Há algum tempo todas as nossas forças se fizeram combalidas. O cenário de morte de desesperança carcomia nossa perspectiva. Mas, assim como a chuva no cerrado, de modo lento e contínuo, foi renascendo um fio de esperança. Um fio que resiste, de fato, nunca foi quebrado, mas agora ressurge interligando um conjunto de perspectivas e esperanças, como está escrito no Poema Tecendo a manhã, de João Cabral de Melo Neto.
Esta noite que está terminando, depois de quase quatro anos, nos deixou tão atordoados, um misto de cansaço, angústias, raivas e torpor vai sendo, continuamente, engolida pela força da manhã que com sua sensibilidade, dissipa as trevas. Uma noite em que todos os nossos pesadelos mais doloridos rondavam a nossa casa, vozes que estavam soterradas pelo tempo voltaram a gritar desvarios.
O assombro era tanto que o horror de nosso passado era evocado aos gritos despudorados. Espíritos da maldade saiam vociferando a defesa da ditadura militar, invasão das cortes judiciais e a liberação de armas. Que noite pavorosa essa que finalmente vai sendo dissipada pelo brilho incessante do sol desta manhã cuja aurora já se avista.
Ainda que, por certo, quando vier o dia, tudo que o horror desta noite produziu vai se mostrar como terra arrasada. Mas é preciso que exista a coragem para que o trabalho de reconstrução jamais permita que um evento tão funesto e nefasto como esta longa noite se repita. O que há de mais terrível em todas as vozes de agouro que rondaram nosso sono nesta longa noite é o estado de pânico e a violência como método.

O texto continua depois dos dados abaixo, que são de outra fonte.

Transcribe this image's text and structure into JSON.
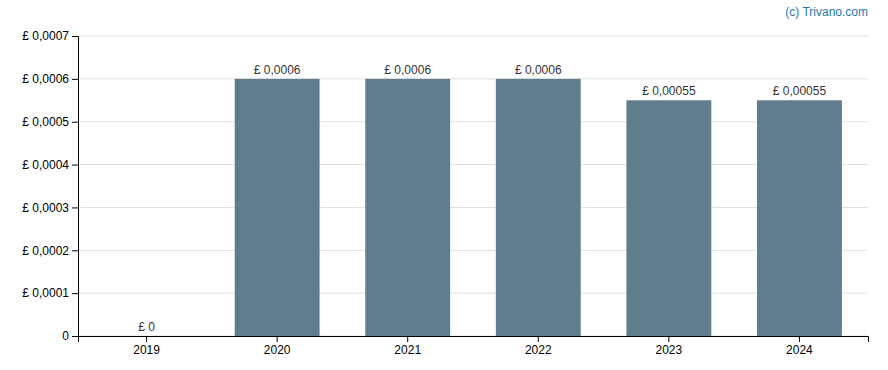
{
  "chart_data": {
    "type": "bar",
    "categories": [
      "2019",
      "2020",
      "2021",
      "2022",
      "2023",
      "2024"
    ],
    "values": [
      0,
      0.0006,
      0.0006,
      0.0006,
      0.00055,
      0.00055
    ],
    "value_labels": [
      "£ 0",
      "£ 0,0006",
      "£ 0,0006",
      "£ 0,0006",
      "£ 0,00055",
      "£ 0,00055"
    ],
    "data_labels": true,
    "color": "#5f7d8c",
    "ylim": [
      0,
      0.0007
    ],
    "yticks": [
      0,
      {
        "value": 0.0001,
        "label": "£ 0,0001"
      },
      {
        "value": 0.0002,
        "label": "£ 0,0002"
      },
      {
        "value": 0.0003,
        "label": "£ 0,0003"
      },
      {
        "value": 0.0004,
        "label": "£ 0,0004"
      },
      {
        "value": 0.0005,
        "label": "£ 0,0005"
      },
      {
        "value": 0.0006,
        "label": "£ 0,0006"
      },
      {
        "value": 0.0007,
        "label": "£ 0,0007"
      }
    ],
    "grid": true,
    "annotations": [
      "(c) Trivano.com"
    ]
  }
}
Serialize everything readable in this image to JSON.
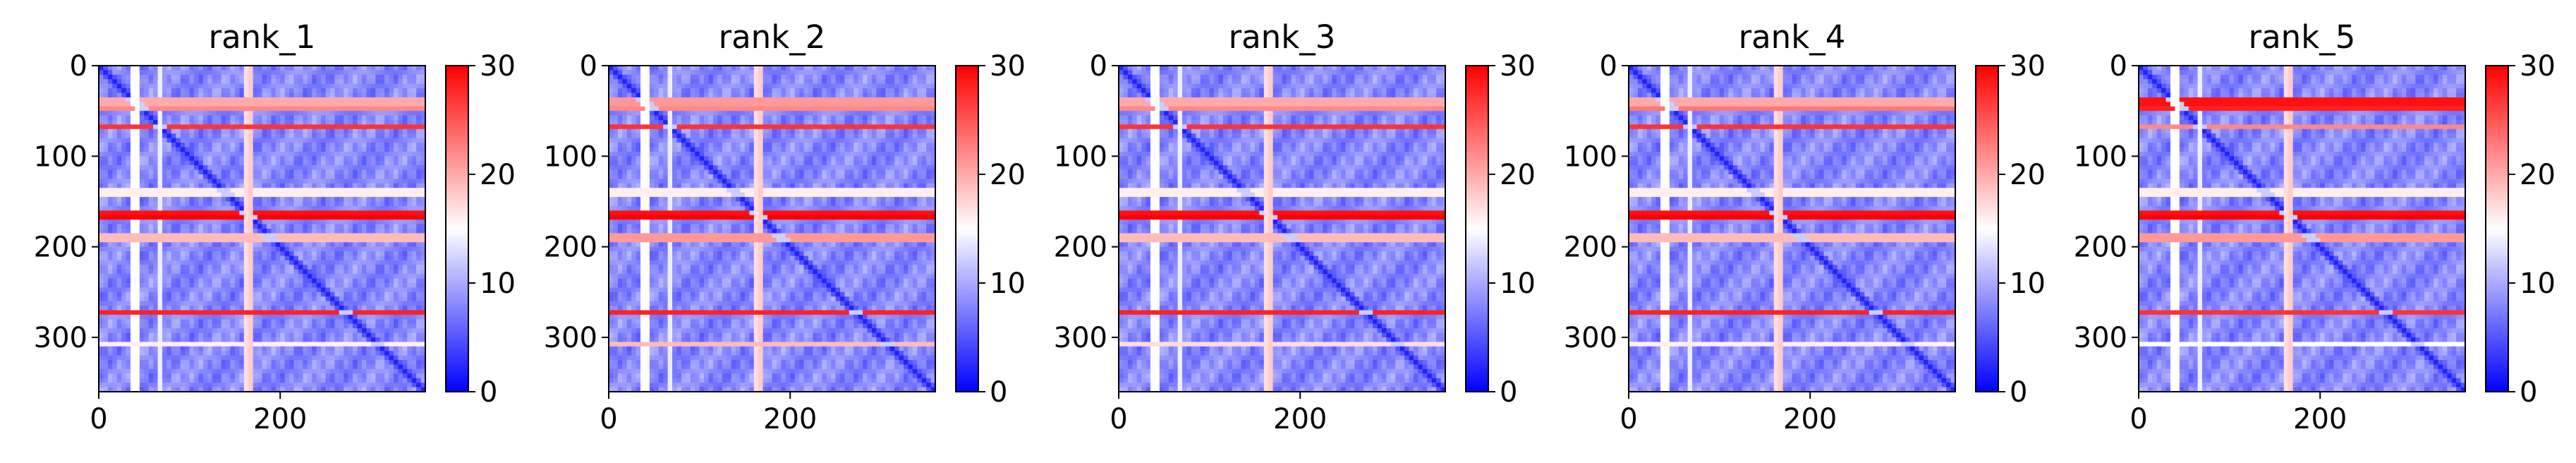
{
  "chart_data": [
    {
      "type": "heatmap",
      "title": "rank_1",
      "xlim": [
        0,
        360
      ],
      "ylim": [
        0,
        360
      ],
      "xticks": [
        0,
        200
      ],
      "yticks": [
        0,
        100,
        200,
        300
      ],
      "colorbar": {
        "cmap": "bwr",
        "min": 0,
        "max": 30,
        "ticks": [
          0,
          10,
          20,
          30
        ]
      },
      "features": {
        "base_value": 8,
        "diagonal_value": 2,
        "bright_rows": [
          {
            "y": 40,
            "value": 20
          },
          {
            "y": 47,
            "value": 22
          },
          {
            "y": 66,
            "value": 27
          },
          {
            "y": 140,
            "value": 16
          },
          {
            "y": 162,
            "value": 29
          },
          {
            "y": 168,
            "value": 30
          },
          {
            "y": 190,
            "value": 19
          },
          {
            "y": 274,
            "value": 28
          },
          {
            "y": 306,
            "value": 16
          }
        ],
        "bright_cols": [
          {
            "x": 40,
            "value": 15
          },
          {
            "x": 66,
            "value": 14
          },
          {
            "x": 163,
            "value": 17
          },
          {
            "x": 168,
            "value": 18
          }
        ]
      }
    },
    {
      "type": "heatmap",
      "title": "rank_2",
      "xlim": [
        0,
        360
      ],
      "ylim": [
        0,
        360
      ],
      "xticks": [
        0,
        200
      ],
      "yticks": [
        0,
        100,
        200,
        300
      ],
      "colorbar": {
        "cmap": "bwr",
        "min": 0,
        "max": 30,
        "ticks": [
          0,
          10,
          20,
          30
        ]
      },
      "features": {
        "base_value": 8,
        "diagonal_value": 2,
        "bright_rows": [
          {
            "y": 40,
            "value": 21
          },
          {
            "y": 47,
            "value": 22
          },
          {
            "y": 66,
            "value": 27
          },
          {
            "y": 140,
            "value": 16
          },
          {
            "y": 162,
            "value": 29
          },
          {
            "y": 168,
            "value": 30
          },
          {
            "y": 190,
            "value": 21
          },
          {
            "y": 274,
            "value": 28
          },
          {
            "y": 306,
            "value": 19
          }
        ],
        "bright_cols": [
          {
            "x": 40,
            "value": 15
          },
          {
            "x": 66,
            "value": 14
          },
          {
            "x": 163,
            "value": 17
          },
          {
            "x": 168,
            "value": 18
          }
        ]
      }
    },
    {
      "type": "heatmap",
      "title": "rank_3",
      "xlim": [
        0,
        360
      ],
      "ylim": [
        0,
        360
      ],
      "xticks": [
        0,
        200
      ],
      "yticks": [
        0,
        100,
        200,
        300
      ],
      "colorbar": {
        "cmap": "bwr",
        "min": 0,
        "max": 30,
        "ticks": [
          0,
          10,
          20,
          30
        ]
      },
      "features": {
        "base_value": 8,
        "diagonal_value": 2,
        "bright_rows": [
          {
            "y": 40,
            "value": 20
          },
          {
            "y": 47,
            "value": 22
          },
          {
            "y": 66,
            "value": 27
          },
          {
            "y": 140,
            "value": 16
          },
          {
            "y": 162,
            "value": 29
          },
          {
            "y": 168,
            "value": 30
          },
          {
            "y": 190,
            "value": 19
          },
          {
            "y": 274,
            "value": 28
          },
          {
            "y": 306,
            "value": 17
          }
        ],
        "bright_cols": [
          {
            "x": 40,
            "value": 15
          },
          {
            "x": 66,
            "value": 14
          },
          {
            "x": 163,
            "value": 17
          },
          {
            "x": 168,
            "value": 18
          }
        ]
      }
    },
    {
      "type": "heatmap",
      "title": "rank_4",
      "xlim": [
        0,
        360
      ],
      "ylim": [
        0,
        360
      ],
      "xticks": [
        0,
        200
      ],
      "yticks": [
        0,
        100,
        200,
        300
      ],
      "colorbar": {
        "cmap": "bwr",
        "min": 0,
        "max": 30,
        "ticks": [
          0,
          10,
          20,
          30
        ]
      },
      "features": {
        "base_value": 8,
        "diagonal_value": 2,
        "bright_rows": [
          {
            "y": 40,
            "value": 20
          },
          {
            "y": 47,
            "value": 23
          },
          {
            "y": 66,
            "value": 27
          },
          {
            "y": 140,
            "value": 16
          },
          {
            "y": 162,
            "value": 29
          },
          {
            "y": 168,
            "value": 30
          },
          {
            "y": 190,
            "value": 19
          },
          {
            "y": 274,
            "value": 28
          },
          {
            "y": 306,
            "value": 16
          }
        ],
        "bright_cols": [
          {
            "x": 40,
            "value": 15
          },
          {
            "x": 66,
            "value": 14
          },
          {
            "x": 163,
            "value": 17
          },
          {
            "x": 168,
            "value": 18
          }
        ]
      }
    },
    {
      "type": "heatmap",
      "title": "rank_5",
      "xlim": [
        0,
        360
      ],
      "ylim": [
        0,
        360
      ],
      "xticks": [
        0,
        200
      ],
      "yticks": [
        0,
        100,
        200,
        300
      ],
      "colorbar": {
        "cmap": "bwr",
        "min": 0,
        "max": 30,
        "ticks": [
          0,
          10,
          20,
          30
        ]
      },
      "features": {
        "base_value": 8,
        "diagonal_value": 2,
        "bright_rows": [
          {
            "y": 40,
            "value": 29
          },
          {
            "y": 47,
            "value": 28
          },
          {
            "y": 66,
            "value": 22
          },
          {
            "y": 140,
            "value": 16
          },
          {
            "y": 162,
            "value": 29
          },
          {
            "y": 168,
            "value": 30
          },
          {
            "y": 190,
            "value": 21
          },
          {
            "y": 274,
            "value": 27
          },
          {
            "y": 306,
            "value": 15
          }
        ],
        "bright_cols": [
          {
            "x": 40,
            "value": 15
          },
          {
            "x": 66,
            "value": 14
          },
          {
            "x": 163,
            "value": 17
          },
          {
            "x": 168,
            "value": 18
          }
        ]
      }
    }
  ],
  "colors": {
    "low": "#0000ff",
    "mid": "#ffffff",
    "high": "#ff0000",
    "axis": "#000000"
  }
}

Por isso, quando surgir o sol, mesmo que melancólico, talvez ainda haja um céu nublado, é preciso que a resistência que está derrotando os abutres continue cantando todas as músicas cujas notas quanto mais altas são tocadas vai extinguindo um a um essas assombrações. A resposta que vai erguer novamente a nossa dignidade tem de ser feita de arte, de poesia, de sensibilidade.
É muito importante que o coração de quem suportou, insone, uma noite tão longa destas, jamais se deixe levar pela revanche. A luz desse novo dia que já podemos avistar será cada vez límpida tanto mais a nossa resistência seja amorosa, corajosa e pujante. Porque a felicidade que agora entranha-se no nosso corpo, a descompressão dos músculos de nossa face, o brilho que ressurge nos nossos olhos, tudo isso é contagiante porque restaura nossa esperança e produz uma sensação de alegria e entusiasmo.
Estamos meu bem por um triz, para que nosso dia seja novamente um dia feliz. Como é desejado esse dia, como é bom sentir que esta noite está terminando. Estamos meu bem por um triz, para o dia nascer feliz.